Falls to an outstretched hand usually result in mild if any injury to the hand and wrist but a visit to the doctor usually only occurs with debilitating wrist pain, dysfunction or deformity. Scaphoid fractures are not too common but easily missed especially in young adolescent males and athletes. The typical presentation is a fall on an outstretched hand with a negative initial x ray and a persistent dull pain that is not debilitating. The key difference is the lack of follow up exam and a lack of knowledge on their treatment
The scaphoid bone is the cashew shaped wrist bone tucked into the middle of the wrist that serves as a mechanical extension to the thumb offering support to the entire wrist. Injury to the scaphoid is often missed due to a combination of factors that may include an initially normal x ray, a poor history and exam, a low index of suspicion and little to no pain or dysfunction to the wrist. Most commonly, the scaphoid fracture presents initially with mild wrist pain without knowledge of a fall or injury. The index of suspicion by the treating physician as well as a few simple exam requirements by an experienced physician is the key to getting an accurate diagnosis and the recommended treatment.

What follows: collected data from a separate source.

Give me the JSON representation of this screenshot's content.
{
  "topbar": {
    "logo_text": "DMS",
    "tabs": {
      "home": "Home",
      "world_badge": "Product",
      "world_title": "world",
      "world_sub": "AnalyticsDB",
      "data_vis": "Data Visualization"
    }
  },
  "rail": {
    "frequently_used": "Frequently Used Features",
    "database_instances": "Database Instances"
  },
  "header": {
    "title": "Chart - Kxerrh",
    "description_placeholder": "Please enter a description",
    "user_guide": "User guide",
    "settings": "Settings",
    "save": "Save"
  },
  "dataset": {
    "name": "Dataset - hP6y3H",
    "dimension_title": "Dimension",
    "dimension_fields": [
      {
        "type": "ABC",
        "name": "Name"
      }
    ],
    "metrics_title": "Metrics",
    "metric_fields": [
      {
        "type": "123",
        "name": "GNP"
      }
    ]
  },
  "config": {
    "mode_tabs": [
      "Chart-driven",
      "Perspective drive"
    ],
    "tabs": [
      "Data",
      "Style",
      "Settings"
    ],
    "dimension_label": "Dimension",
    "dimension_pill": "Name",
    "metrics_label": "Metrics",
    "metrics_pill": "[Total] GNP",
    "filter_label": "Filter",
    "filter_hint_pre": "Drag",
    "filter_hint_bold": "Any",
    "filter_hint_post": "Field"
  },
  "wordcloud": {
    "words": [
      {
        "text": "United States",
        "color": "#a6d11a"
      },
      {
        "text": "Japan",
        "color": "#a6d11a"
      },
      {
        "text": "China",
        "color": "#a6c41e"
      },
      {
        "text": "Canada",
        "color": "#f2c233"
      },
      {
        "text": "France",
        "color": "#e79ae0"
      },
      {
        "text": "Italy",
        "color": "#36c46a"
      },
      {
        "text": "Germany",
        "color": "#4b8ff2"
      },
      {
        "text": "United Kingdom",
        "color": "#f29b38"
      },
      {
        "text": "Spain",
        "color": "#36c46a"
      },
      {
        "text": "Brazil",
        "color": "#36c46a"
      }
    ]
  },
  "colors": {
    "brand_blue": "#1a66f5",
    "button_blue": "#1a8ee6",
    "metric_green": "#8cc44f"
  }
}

Easy to remember guidelines for wrist and possible scaphoid injury is to always seek treatment for wrist pain due to a fall resulting in pain and to follow up with the initial physician if the pain persists despite a negative x-ray. Consider the following symptoms as your guide to follow-up:
- Persistent dull wrist pain
- Loss of grip strength
- Pain with wrist flexion
These fractures when missed can result in years of chronic non resolved pain, weakness and arthritis often requiring surgery. Two weeks of persistent wrist pain despite a negative exam and x-ray merits a comprehensive wrist exam by a well-trained and knowledgeable clinician. Further testing may include splinting, MRI of the wrist and possible referral.